The original 64-port 1Gb/sec low latency 7050 switch that put Arista on the map five years ago was based on Broadcom's Trident+ network ASIC, and its follow-on 40Gb/sec model used Broadcom's Trident-II ASIC. The 7150 switches used Intel's Fulcrum Bali and Alta ASICs. The new 7250X and 7300X switches put multiple Trident-II ASICs into a single switch to boost the throughput and port scalability. All of the switches run Arista's EOS network operating system, which is a hardened variant of the Linux operating system designed just for switching.
At the low end of the new switch line-up from Arista is the 7250QX-64, which has multiple Trident-II chips for Layer 2 and Layer 3 switching as well as a quad-core Xeon processor with 8GB of its own memory for running network applications inside of the switch.
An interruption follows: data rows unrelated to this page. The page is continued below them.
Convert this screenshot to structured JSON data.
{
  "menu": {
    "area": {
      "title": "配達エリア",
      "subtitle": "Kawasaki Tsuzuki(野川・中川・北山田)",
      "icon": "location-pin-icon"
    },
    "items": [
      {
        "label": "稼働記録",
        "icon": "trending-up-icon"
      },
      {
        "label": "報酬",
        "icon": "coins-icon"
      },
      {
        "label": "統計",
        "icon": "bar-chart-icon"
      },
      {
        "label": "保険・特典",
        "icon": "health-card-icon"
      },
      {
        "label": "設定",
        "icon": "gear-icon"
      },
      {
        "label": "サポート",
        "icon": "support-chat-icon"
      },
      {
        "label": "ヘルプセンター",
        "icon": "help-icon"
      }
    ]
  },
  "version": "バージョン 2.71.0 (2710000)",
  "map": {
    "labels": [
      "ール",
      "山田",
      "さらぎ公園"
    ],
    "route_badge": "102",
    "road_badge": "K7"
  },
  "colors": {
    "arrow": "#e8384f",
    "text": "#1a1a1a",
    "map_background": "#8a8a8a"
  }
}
The 7250QX-64, as the name suggests, has 64 40Gb/sec ports and uses QSFP+ cabling. You can use cable splitters to make it into a switch that supports 256 10Gb/sec switches. This device has 5Tb/sec of aggregate switching throughput and can handle up to 3.84 billion packets per second. Depending on the packet sizes, port-to-port latencies range from 550 nanoseconds to 1.8 microseconds, and the power draw under typical loads is under 14 watts per 40Gb/sec port. The switch supports VXLAN Layer 3 overlays and it also supports OpenFlow protocols, so its control plane can be managed by an external SDN controller. The 7250QX-64 has 4GB of flash storage and a 100GB solid state drive for the switch functions, as well as a 48MB packet buffer.
If you want to build a leaf-spine network from the 7250QX-64 and use cable splitters to convert it into a 10Gb/sec switch, you can have up to 49 152 server nodes linked. That configuration assumes you have 64 spine switches and 256 leaf switches and a 3:1 over-subscription level on the bandwidth. Sadana says the typical application in the data centre is only pushing 2Gb/sec to 3Gb/sec of bandwidth, so there is enough bandwidth in a 10Gb/sec port to not worry about over-subscription too much. If you wanted to use the top-end 7508E modular switch as the spine and the 7250QX-64 as the leaves, you can support up to 221 184 ports running at 10Gb/sec with the same 3:1 bandwidth over-subscription. This network has 64 spines and 1 152 leaves.
The 7300X modular switches, also based on multiple Trident-II ASICs, come in three chassis sizes and support three different line cards. These are used for larger spline networks, and to get to the 2 048 server count, you need to top-end 7300X chassis. Here are the enclosure speeds and feeds:
And here are the line cards that can be slotted into the enclosures:
Here's the bottom line. The 7300X tops out at over 40Tb/sec of aggregate switching bandwidth, with up to 2.56Tb/sec per line card, and can handle up to 30 billion packets per second. It can have up to 2 048 10Gb/sec ports or 512 40Gb/sec ports, and latencies are again below two microseconds on port-to-port hops.
The 7300X series can be ordered and it costs $500 per 10Gb/sec port or just under $2 000 per 40Gb/sec port for the various configurations of the machine, according to Sadana. The top-end 7500E switch, which was chosen by BP for its 2.2 petaflops cluster for seismic simulations, costs around $3 000 per 40Gb/sec port, by the way. This beast supports more protocols and has more bandwidth per slot that the 7300X. The 7500E also has 100Gb/sec line cards and the 7300X does not have them - yet. But Sadana says they are in the works.